Improper Insulin Pen Priming Leading to Elevated Medication Error Rate
Penalty
Summary
The facility failed to maintain a medication administration error rate below 5%, resulting in an 8% error rate based on 2 errors out of 25 opportunities. Facility policy on insulin pens required staff to follow proper infection control, storage, administration, and documentation practices, including specific steps for priming the pen: dialing 2 units, holding the pen with the needle pointing upward, tapping to move air bubbles to the top, and pressing the injection button until insulin appeared at the tip, with instructions to discard the pen and notify the nurse/pharmacy if insulin did not appear after 3–4 attempts. The manufacturer’s recommendations similarly directed staff to wipe the pen tip with alcohol, attach the needle, remove both caps, dial 2 units, hold the pen with the needle pointing upwards, and press the button until at least one drop of insulin appeared, repeating as needed before dialing the ordered dose. During one observed insulin administration, an LPN primed an insulin pen while holding it with the needle pointed downward into a trash can, contrary to both facility policy and manufacturer instructions that required the needle to be pointed upward.
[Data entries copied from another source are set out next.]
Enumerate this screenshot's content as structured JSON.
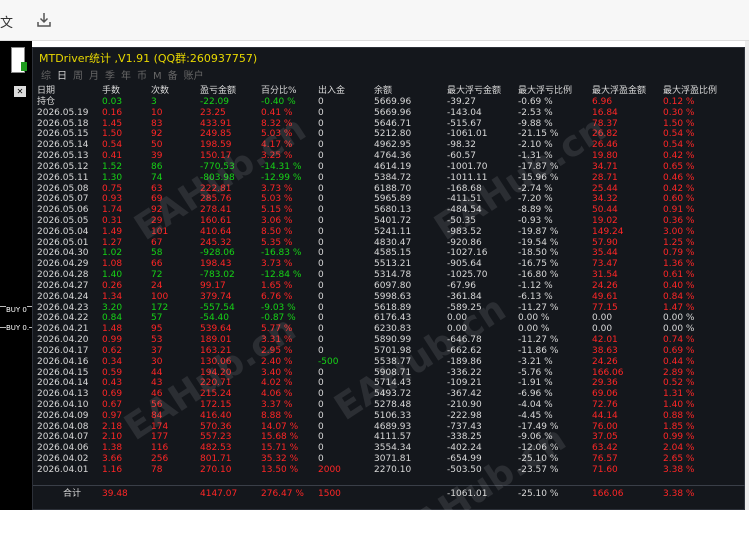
{
  "toolbar": {
    "left_text": "文",
    "icon": "download-icon"
  },
  "left_strip": {
    "labels": [
      "BUY 0",
      "BUY 0."
    ],
    "expand_icon": "x-icon"
  },
  "panel": {
    "title": "MTDriver统计 ,V1.91 (QQ群:260937757)",
    "tabs": [
      "综",
      "日",
      "周",
      "月",
      "季",
      "年",
      "币",
      "M",
      "备",
      "账户"
    ],
    "active_tab": "日",
    "headers": [
      "日期",
      "手数",
      "次数",
      "盈亏金额",
      "百分比%",
      "出入金",
      "余额",
      "最大浮亏金额",
      "最大浮亏比例",
      "最大浮盈金额",
      "最大浮盈比例"
    ],
    "rows": [
      [
        "持仓",
        "0.03",
        "3",
        "-22.09",
        "-0.40 %",
        "0",
        "5669.96",
        "-39.27",
        "-0.69 %",
        "6.96",
        "0.12 %"
      ],
      [
        "2026.05.19",
        "0.16",
        "10",
        "23.25",
        "0.41 %",
        "0",
        "5669.96",
        "-143.04",
        "-2.53 %",
        "16.84",
        "0.30 %"
      ],
      [
        "2026.05.18",
        "1.45",
        "83",
        "433.91",
        "8.32 %",
        "0",
        "5646.71",
        "-515.67",
        "-9.88 %",
        "78.37",
        "1.50 %"
      ],
      [
        "2026.05.15",
        "1.50",
        "92",
        "249.85",
        "5.03 %",
        "0",
        "5212.80",
        "-1061.01",
        "-21.15 %",
        "26.82",
        "0.54 %"
      ],
      [
        "2026.05.14",
        "0.54",
        "50",
        "198.59",
        "4.17 %",
        "0",
        "4962.95",
        "-98.32",
        "-2.10 %",
        "26.46",
        "0.54 %"
      ],
      [
        "2026.05.13",
        "0.41",
        "39",
        "150.17",
        "3.25 %",
        "0",
        "4764.36",
        "-60.57",
        "-1.31 %",
        "19.80",
        "0.42 %"
      ],
      [
        "2026.05.12",
        "1.52",
        "86",
        "-770.53",
        "-14.31 %",
        "0",
        "4614.19",
        "-1001.70",
        "-17.87 %",
        "34.71",
        "0.65 %"
      ],
      [
        "2026.05.11",
        "1.30",
        "74",
        "-803.98",
        "-12.99 %",
        "0",
        "5384.72",
        "-1011.11",
        "-15.96 %",
        "28.71",
        "0.46 %"
      ],
      [
        "2026.05.08",
        "0.75",
        "63",
        "222.81",
        "3.73 %",
        "0",
        "6188.70",
        "-168.68",
        "-2.74 %",
        "25.44",
        "0.42 %"
      ],
      [
        "2026.05.07",
        "0.93",
        "69",
        "285.76",
        "5.03 %",
        "0",
        "5965.89",
        "-411.51",
        "-7.20 %",
        "34.32",
        "0.60 %"
      ],
      [
        "2026.05.06",
        "1.74",
        "92",
        "278.41",
        "5.15 %",
        "0",
        "5680.13",
        "-484.54",
        "-8.89 %",
        "50.44",
        "0.91 %"
      ],
      [
        "2026.05.05",
        "0.31",
        "29",
        "160.61",
        "3.06 %",
        "0",
        "5401.72",
        "-50.35",
        "-0.93 %",
        "19.02",
        "0.36 %"
      ],
      [
        "2026.05.04",
        "1.49",
        "101",
        "410.64",
        "8.50 %",
        "0",
        "5241.11",
        "-983.52",
        "-19.87 %",
        "149.24",
        "3.00 %"
      ],
      [
        "2026.05.01",
        "1.27",
        "67",
        "245.32",
        "5.35 %",
        "0",
        "4830.47",
        "-920.86",
        "-19.54 %",
        "57.90",
        "1.25 %"
      ],
      [
        "2026.04.30",
        "1.02",
        "58",
        "-928.06",
        "-16.83 %",
        "0",
        "4585.15",
        "-1027.16",
        "-18.50 %",
        "35.44",
        "0.79 %"
      ],
      [
        "2026.04.29",
        "1.08",
        "66",
        "198.43",
        "3.73 %",
        "0",
        "5513.21",
        "-905.64",
        "-16.75 %",
        "73.47",
        "1.36 %"
      ],
      [
        "2026.04.28",
        "1.40",
        "72",
        "-783.02",
        "-12.84 %",
        "0",
        "5314.78",
        "-1025.70",
        "-16.80 %",
        "31.54",
        "0.61 %"
      ],
      [
        "2026.04.27",
        "0.26",
        "24",
        "99.17",
        "1.65 %",
        "0",
        "6097.80",
        "-67.96",
        "-1.12 %",
        "24.26",
        "0.40 %"
      ],
      [
        "2026.04.24",
        "1.34",
        "100",
        "379.74",
        "6.76 %",
        "0",
        "5998.63",
        "-361.84",
        "-6.13 %",
        "49.61",
        "0.84 %"
      ],
      [
        "2026.04.23",
        "3.20",
        "172",
        "-557.54",
        "-9.03 %",
        "0",
        "5618.89",
        "-589.25",
        "-11.27 %",
        "77.15",
        "1.47 %"
      ],
      [
        "2026.04.22",
        "0.84",
        "57",
        "-54.40",
        "-0.87 %",
        "0",
        "6176.43",
        "0.00",
        "0.00 %",
        "0.00",
        "0.00 %"
      ],
      [
        "2026.04.21",
        "1.48",
        "95",
        "539.64",
        "5.77 %",
        "0",
        "6230.83",
        "0.00",
        "0.00 %",
        "0.00",
        "0.00 %"
      ],
      [
        "2026.04.20",
        "0.99",
        "53",
        "189.01",
        "3.31 %",
        "0",
        "5890.99",
        "-646.78",
        "-11.27 %",
        "42.01",
        "0.74 %"
      ],
      [
        "2026.04.17",
        "0.62",
        "37",
        "163.21",
        "2.95 %",
        "0",
        "5701.98",
        "-662.62",
        "-11.86 %",
        "38.63",
        "0.69 %"
      ],
      [
        "2026.04.16",
        "0.34",
        "30",
        "130.06",
        "2.40 %",
        "-500",
        "5538.77",
        "-189.86",
        "-3.21 %",
        "24.26",
        "0.44 %"
      ],
      [
        "2026.04.15",
        "0.59",
        "44",
        "194.20",
        "3.40 %",
        "0",
        "5908.71",
        "-336.22",
        "-5.76 %",
        "166.06",
        "2.89 %"
      ],
      [
        "2026.04.14",
        "0.43",
        "43",
        "220.71",
        "4.02 %",
        "0",
        "5714.43",
        "-109.21",
        "-1.91 %",
        "29.36",
        "0.52 %"
      ],
      [
        "2026.04.13",
        "0.69",
        "46",
        "215.24",
        "4.06 %",
        "0",
        "5493.72",
        "-367.42",
        "-6.96 %",
        "69.06",
        "1.31 %"
      ],
      [
        "2026.04.10",
        "0.67",
        "56",
        "172.15",
        "3.37 %",
        "0",
        "5278.48",
        "-210.90",
        "-4.04 %",
        "72.76",
        "1.40 %"
      ],
      [
        "2026.04.09",
        "0.97",
        "84",
        "416.40",
        "8.88 %",
        "0",
        "5106.33",
        "-222.98",
        "-4.45 %",
        "44.14",
        "0.88 %"
      ],
      [
        "2026.04.08",
        "2.18",
        "174",
        "570.36",
        "14.07 %",
        "0",
        "4689.93",
        "-737.43",
        "-17.49 %",
        "76.00",
        "1.85 %"
      ],
      [
        "2026.04.07",
        "2.10",
        "177",
        "557.23",
        "15.68 %",
        "0",
        "4111.57",
        "-338.25",
        "-9.06 %",
        "37.05",
        "0.99 %"
      ],
      [
        "2026.04.06",
        "1.38",
        "116",
        "482.53",
        "15.71 %",
        "0",
        "3554.34",
        "-402.24",
        "-12.06 %",
        "63.42",
        "2.04 %"
      ],
      [
        "2026.04.02",
        "3.66",
        "256",
        "801.71",
        "35.32 %",
        "0",
        "3071.81",
        "-654.99",
        "-25.10 %",
        "76.57",
        "2.65 %"
      ],
      [
        "2026.04.01",
        "1.16",
        "78",
        "270.10",
        "13.50 %",
        "2000",
        "2270.10",
        "-503.50",
        "-23.57 %",
        "71.60",
        "3.38 %"
      ]
    ],
    "total": [
      "合计",
      "39.48",
      "",
      "4147.07",
      "276.47 %",
      "1500",
      "",
      "-1061.01",
      "-25.10 %",
      "166.06",
      "3.38 %"
    ]
  },
  "watermark": "EAHub.cn",
  "colors": {
    "profit": "#ff2626",
    "loss": "#16d416",
    "neutral": "#d8d8d8",
    "title": "#e8d800",
    "panel_bg": "#14171c"
  }
}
In a separate observation, an RN attempted to prime an insulin pen while holding it horizontally and leaving the cap on the needle, then dialed 2 units and pushed the dosage button without seeing insulin escape the needle. The RN confirmed priming the pen horizontally with the needle capped and stated this was her usual practice. These observed practices deviated from the required priming procedures and contributed to the calculated medication error rate of 8%.